Time for a reset in US-China relations, Foreign Minister Wang Yi says

Sarah Zheng, South China Morning Post

Posted at Dec 07 2020 08:12 PM

Chinese Foreign Minister Wang Yi called on Monday for Beijing and Washington to resume dialogue to reset ties between the major powers after months of increasing hostility, ahead of the incoming US administration under president-elect Joe Biden.

Speaking during a video dialogue with the board of the US-China Business Council (USCBC), Wang gave suggestions to improve the countries’ tumultuous ties, including strengthening communication at all levels and expanding areas of cooperation – such as getting the coronavirus pandemic under control.

The USCBC represents American companies that do business in China and seeks to promote bilateral trade.
“The most urgent task currently is for the two sides to work together to remove all sorts of barriers to achieve a smooth transition in China-US relations,” Wang said, according to a brief on the Chinese foreign ministry’s website.

“At the same time, based on the direction of mutual benefits for our two peoples and countries, we need to strive to restart dialogue, return to the right track and rebuild trust in this next phase of relations.”

Biden is set to assume the presidency on January 20, succeeding US President Donald Trump, whose administration has been known for its particularly hawkish China policy – including international lobbying against Chinese telecoms giant Huawei Technologies, launching a trade war with China, and sanctioning Chinese officials over human rights abuses in Xinjiang.

Observers say they expect tensions to continue under Biden, who is expected to work more with US allies to tackle China even as his approach may leave more room for cooperation on issues such as climate change and health care.

While Trump has mounted legal challenges to the November election result, Biden is slated to enter the White House as expected next month.

Wang on Monday blamed the “outdated Cold War mentality and ideological prejudices” of some in the US as a core reason for deteriorating relations, and decried the perception of China as an opponent or enemy.

“Engaging in comprehensive containment against China, and even advocating for ‘decoupling’ and a ‘new Cold War’, this is making a historical, directional and strategic error,” he said. “We expect and believe that the US’ China policy will return to objectivity and rationality sooner or later.”

China’s top diplomat struck a more conciliatory tone in his remarks overall, calling for the two sides to strengthen cooperation within multilateral institutions such as the United Nations and the World Health Organization.

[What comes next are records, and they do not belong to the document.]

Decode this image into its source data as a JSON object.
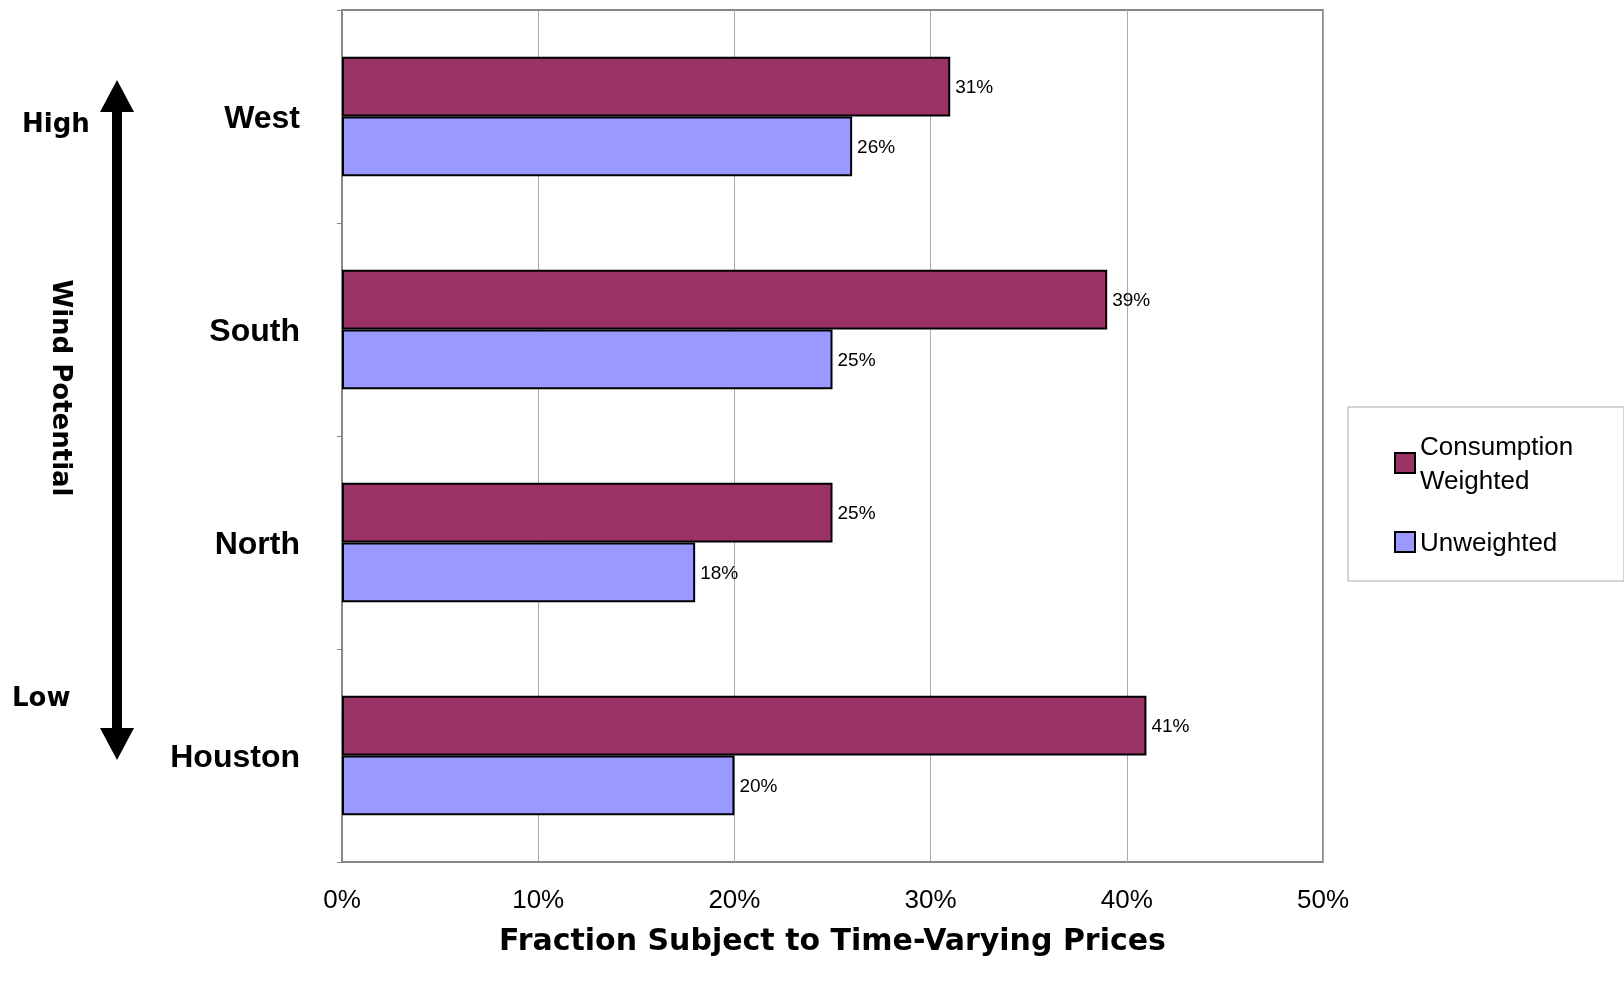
{
  "chart_data": {
    "type": "bar",
    "orientation": "horizontal",
    "categories": [
      "West",
      "South",
      "North",
      "Houston"
    ],
    "series": [
      {
        "name": "Consumption Weighted",
        "color": "#993366",
        "values": [
          31,
          39,
          25,
          41
        ],
        "value_labels": [
          "31%",
          "39%",
          "25%",
          "41%"
        ]
      },
      {
        "name": "Unweighted",
        "color": "#9999ff",
        "values": [
          26,
          25,
          18,
          20
        ],
        "value_labels": [
          "26%",
          "25%",
          "18%",
          "20%"
        ]
      }
    ],
    "xlim": [
      0,
      50
    ],
    "xticks": [
      {
        "value": 0,
        "label": "0%"
      },
      {
        "value": 10,
        "label": "10%"
      },
      {
        "value": 20,
        "label": "20%"
      },
      {
        "value": 30,
        "label": "30%"
      },
      {
        "value": 40,
        "label": "40%"
      },
      {
        "value": 50,
        "label": "50%"
      }
    ],
    "xlabel": "Fraction Subject to Time-Varying Prices",
    "ylabel": "Wind Potential",
    "annotations": [
      "High",
      "Low"
    ],
    "grid": "x",
    "legend": "right"
  }
}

Trump withdrew the US from the WHO, in part over concerns that China had too much influence.

But Wang also reiterated Beijing’s line for the US not to “intervene in China’s internal affairs”, a frequent accusation in response to US criticism and sanctions for Chinese actions in places like Xinjiang and the South China Sea.

“For problems that cannot be immediately resolved, we need to maintain a constructive attitude to manage the situation to avoid intensifying and escalating the overall situation of China-US relations,” Wang said.

He also encouraged the US business community to play a larger role in improving relations between the two countries.

Tensions between China and the US have flared in recent months over Beijing’s initial cover-up of the coronavirus outbreak, an ongoing trade and technology spat, ideological clashes, competing interests globally and in international institutions, and over Hong Kong and Xinjiang.

Analysts said it was not realistic to expect a reset in bilateral relations any time soon.

Wei Zongyou, a professor specialising in China-US relations at Fudan University, said Wang’s words were a show of goodwill from Beijing to the incoming Biden administration, but there had been a fundamental bipartisan shift in attitudes towards China.

“So Biden will not dare to show weakness or friendliness on the China issue,” he said. “On the other hand, Biden will have to deal with thorny domestic issues such as the pandemic and economic recovery, easing racial conflict and political polarisation, and will prioritise repairing relations with allies in his foreign policy. We may have to wait until the second half of next year for any opportunities for an engagement or reset for China-US relations.”

A Beijing-based scholar, who asked not to be named given political sensitivities, said the side taking the initiative to “extend an olive branch” would depend on the area.

“In terms of people-to-people and cultural exchanges, the US has crossed certain lines so it should be more proactive in reaching out here,” he said. “As for issues with Taiwan, Hong Kong, the South China Sea and human rights, the Chinese side should be more gentle … but the authorities will not be making any concessions.”